Mayor Hancock pledges to make use of federal funds for the Denver Reasonably priced Housing Fund
He said tackling homelessness was his top priority during his state of the city speech.
Mayor Michael Hancock only has two years left as the city’s official leader, but during Monday’s State of the City address, he suggested he would continue trying to tackle homelessness, a problem that has been going on in Denver since he took office 10 years ago has tightened.
Hancock provided the prepared comments virtually. In the live feed, a large construction crane loomed behind him, a common sight in the city. He pledged to see these cranes continue to fill the city’s skies by announcing that he would allocate $ 28 million in federal funds from the American rescue plan to the city’s Affordable Housing Fund.
The city will receive a total of $ 308 million from the American rescue plan announced in May. The amount Hancock has pledged is close to what the city’s affordable fund brings in annually, which is roughly $ 30 million. That money comes from a new build fee and helps pay for affordable units. The city regularly uses federal funds to build such units.
“We believe housing creation and maintenance is an important part of our recreation,” said Britta Fisher, executive director of the Department of Housing Stability. She estimated the extra money could help fund around 800 affordable housing units in the city.
Hancock said the city will form a specialized team that will prioritize affordable housing projects so they can be built sooner, which Fisher said will help with overall planning for these type of projects.

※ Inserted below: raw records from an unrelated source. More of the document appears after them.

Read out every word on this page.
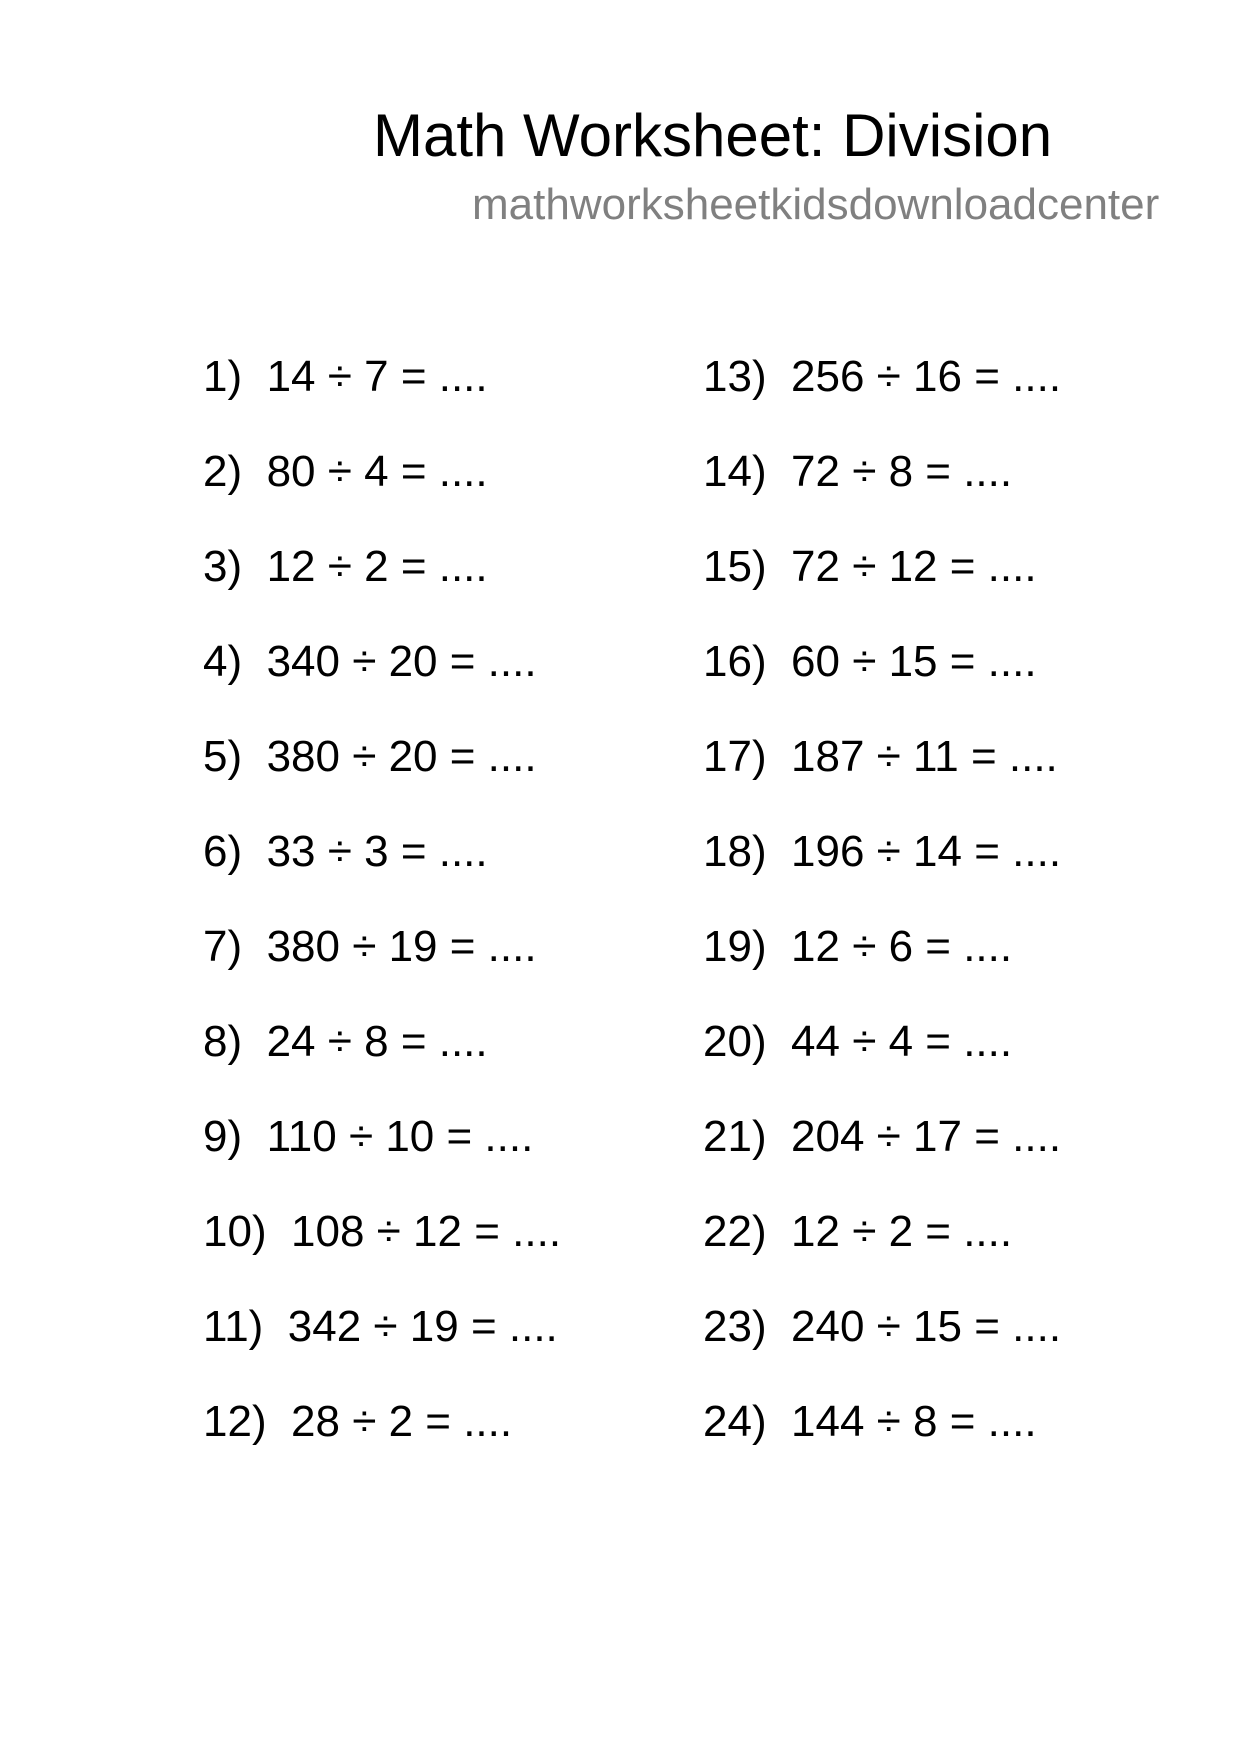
Math Worksheet: Division
mathworksheetkidsdownloadcenter
1) 14 ÷ 7 = ....
2) 80 ÷ 4 = ....
3) 12 ÷ 2 = ....
4) 340 ÷ 20 = ....
5) 380 ÷ 20 = ....
6) 33 ÷ 3 = ....
7) 380 ÷ 19 = ....
8) 24 ÷ 8 = ....
9) 110 ÷ 10 = ....
10) 108 ÷ 12 = ....
11) 342 ÷ 19 = ....
12) 28 ÷ 2 = ....
13) 256 ÷ 16 = ....
14) 72 ÷ 8 = ....
15) 72 ÷ 12 = ....
16) 60 ÷ 15 = ....
17) 187 ÷ 11 = ....
18) 196 ÷ 14 = ....
19) 12 ÷ 6 = ....
20) 44 ÷ 4 = ....
21) 204 ÷ 17 = ....
22) 12 ÷ 2 = ....
23) 240 ÷ 15 = ....
24) 144 ÷ 8 = ....
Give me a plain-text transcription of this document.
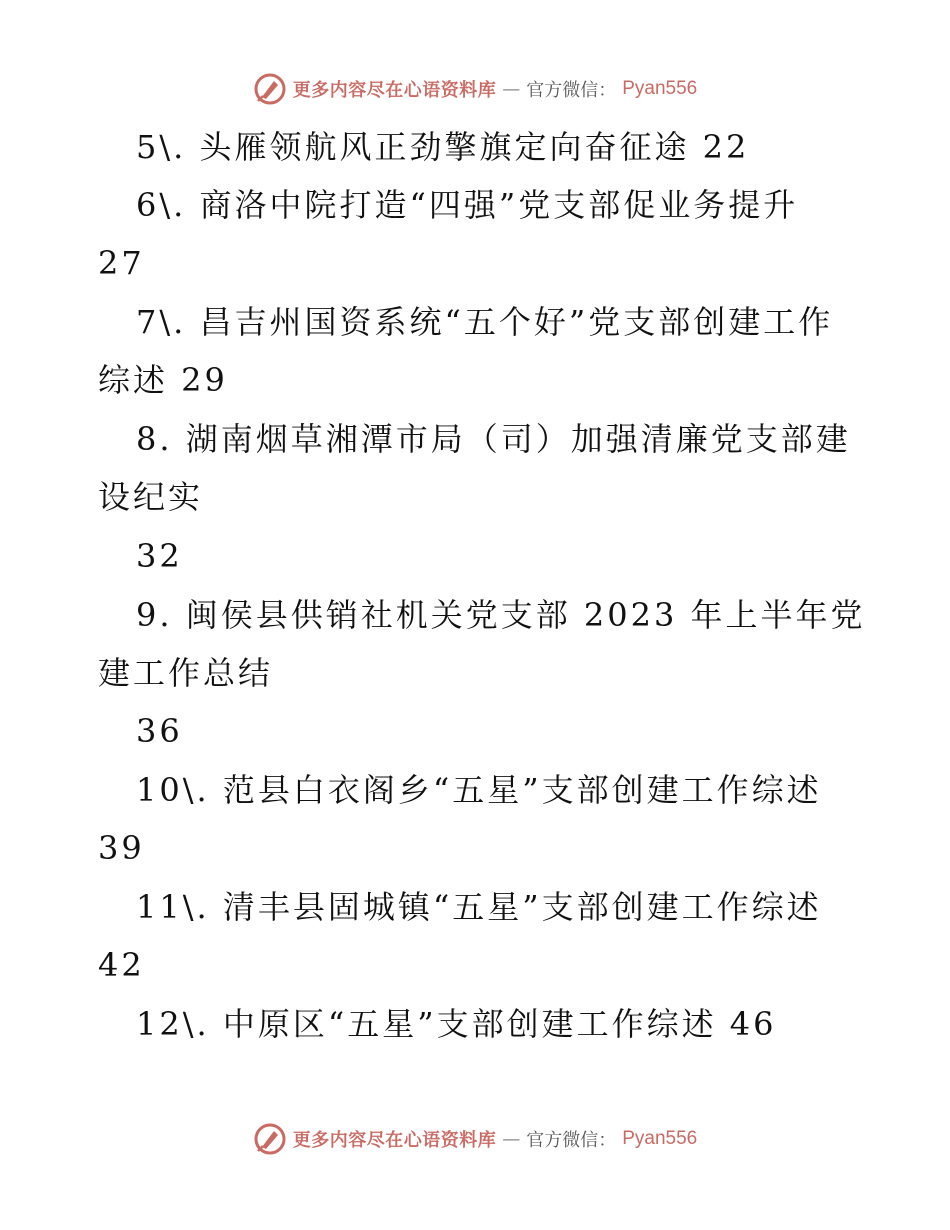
更多内容尽在心语资料库 — 官方微信： Pyan556
5\. 头雁领航风正劲擎旗定向奋征途 22
6\. 商洛中院打造“四强”党支部促业务提升
27
7\. 昌吉州国资系统“五个好”党支部创建工作
综述 29
8. 湖南烟草湘潭市局（司）加强清廉党支部建
设纪实
32
9. 闽侯县供销社机关党支部 2023 年上半年党
建工作总结
36
10\. 范县白衣阁乡“五星”支部创建工作综述
39
11\. 清丰县固城镇“五星”支部创建工作综述
42
12\. 中原区“五星”支部创建工作综述 46
更多内容尽在心语资料库 — 官方微信： Pyan556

“You have my word, we will continue to use every tool available to free thousands of people from homelessness over the next two years, including those living in the most unsafe and unhealthy conditions on our streets,” Hancock said during his speech.
During his speech, Hancock mentioned the increase in homeless camps across the city. He has been criticized by supporters and homeless people for using sweeping to clear areas with tents in the name of public safety. Proponents say these raids do more harm than good, and a recent report from a local organization that supports people living with homelessness suggests the raids are simply causing people to move down a block to a new area. He called on the federal government to provide more help in combating homelessness.
Hancock called the city resilient but warned residents that the pandemic is not over yet.
Hancock also alluded to last year’s demonstrations against police violence and racism. He offered some opportunities to make direct change happen to people, especially young people, who demand greater accountability, including running for office or local application as a police officer, deputy sheriff, firefighter or paramedic.
He also announced plans to build a new arena at the National Western Center. According to his spokesman Mike Strott, the arena will have a capacity of around 10,000 people and will be used for concerts and other events. The arena would be paid for through a proposed more than $ 400 million bond package that is currently under review by the Denver City Council.
Hancock also used the speech to address the rise in violent crime in Denver, spoke about climate change in the city, and said he would support local businesses by setting up a revolving loan fund paid out of the city’s marijuana sales tax revenue.